Dinero contactó a la Cámara Colombiana de la Infraestructura, pero su Presidente, Juan Martín Caicedo Ferrer, prefirió no hablar del tema mientras se adelantan los procesos.

La zanahoria
Pero no todo ha sido garrote. El propio presidente de la Agencia Nacional de Infraestructura (ANI), Luis Fernando Andrade, lidera la negociación directa con los concesionarios para recortar los plazos de las concesiones y –por esa vía– recuperar parte del dinero comprometido.

El funcionario habló de procesos de conciliación en todas las concesiones viales y de 9 contratos en tribunales de arbitramiento en los casos en los que no se han logrado avances. La idea del Gobierno es, al menos, recuperar $1 billón anticipando la entrega de las concesiones.
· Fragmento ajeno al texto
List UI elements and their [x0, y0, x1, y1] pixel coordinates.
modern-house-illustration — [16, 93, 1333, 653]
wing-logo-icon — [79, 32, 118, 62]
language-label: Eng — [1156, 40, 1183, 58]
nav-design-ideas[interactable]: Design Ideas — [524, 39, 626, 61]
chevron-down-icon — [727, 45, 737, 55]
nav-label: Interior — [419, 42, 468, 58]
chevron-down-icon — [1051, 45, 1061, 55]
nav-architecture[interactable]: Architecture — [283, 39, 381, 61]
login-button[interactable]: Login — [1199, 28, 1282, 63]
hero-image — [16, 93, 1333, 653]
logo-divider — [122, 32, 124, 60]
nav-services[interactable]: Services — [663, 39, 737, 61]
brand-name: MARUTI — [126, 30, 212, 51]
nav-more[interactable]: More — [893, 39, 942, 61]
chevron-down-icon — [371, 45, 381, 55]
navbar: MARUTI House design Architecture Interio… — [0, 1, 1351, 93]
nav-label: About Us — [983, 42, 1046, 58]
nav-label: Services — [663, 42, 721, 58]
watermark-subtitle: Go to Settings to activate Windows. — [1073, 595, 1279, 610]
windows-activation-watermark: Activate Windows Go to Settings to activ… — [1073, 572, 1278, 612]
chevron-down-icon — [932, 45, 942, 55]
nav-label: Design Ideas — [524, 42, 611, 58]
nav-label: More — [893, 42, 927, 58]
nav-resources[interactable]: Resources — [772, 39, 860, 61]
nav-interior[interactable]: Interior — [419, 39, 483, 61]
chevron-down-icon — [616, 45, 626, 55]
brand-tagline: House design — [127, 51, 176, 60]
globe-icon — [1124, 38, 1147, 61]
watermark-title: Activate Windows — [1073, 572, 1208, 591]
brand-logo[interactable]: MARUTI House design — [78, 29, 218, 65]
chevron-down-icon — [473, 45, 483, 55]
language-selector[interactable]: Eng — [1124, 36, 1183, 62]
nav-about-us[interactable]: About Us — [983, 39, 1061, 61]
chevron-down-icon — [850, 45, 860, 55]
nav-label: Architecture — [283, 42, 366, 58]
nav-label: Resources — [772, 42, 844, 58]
“Este tipo de gestiones son muy efectivas. Por ejemplo, teníamos una diferencia de interpretación con Malla Vial del Meta pues ellos afirmaban que la concesión terminaba en septiembre de 2014 y nosotros creíamos que en noviembre de este año. No hubo acuerdo, fuimos a tribunal y nos dieron la razón, generando al Estado un ahorro de $70.000 millones”, explicó Andrade.

El anuncio de abrir investigaciones en varias entidades para desenmarañar el problema de las adiciones es una buena noticia, pero no es garantía de solución en todos los casos. Un ejemplo claro de ello es que luego de varios años de investigaciones por el caso de los Nule, ninguna autoridad de investigación ha buscado información en el Mintransporte por los contratos con estas personas.

Puertos
Poner la casa en orden en el sector infraestructura no ha sido una tarea fácil. En el caso de los contratos portuarios, la ANI negocia con los concesionarios para aumentar las contraprestaciones que también se suscribieron en gobiernos pasados. En la actualidad se adelantan negociaciones con TCBuen, Drummond, Río Córdoba, Grupo Portuario de Buenaventura y en pocos días iniciará el trámite con Cerrejón.

Los resultados de estos ajustes en los contratos se comenzarán a ver en el corto plazo. En 2012 el recaudo por contraprestación portuaria ascendió a US$20 millones, mientras que la proyección para 2015 es de US$70 millones.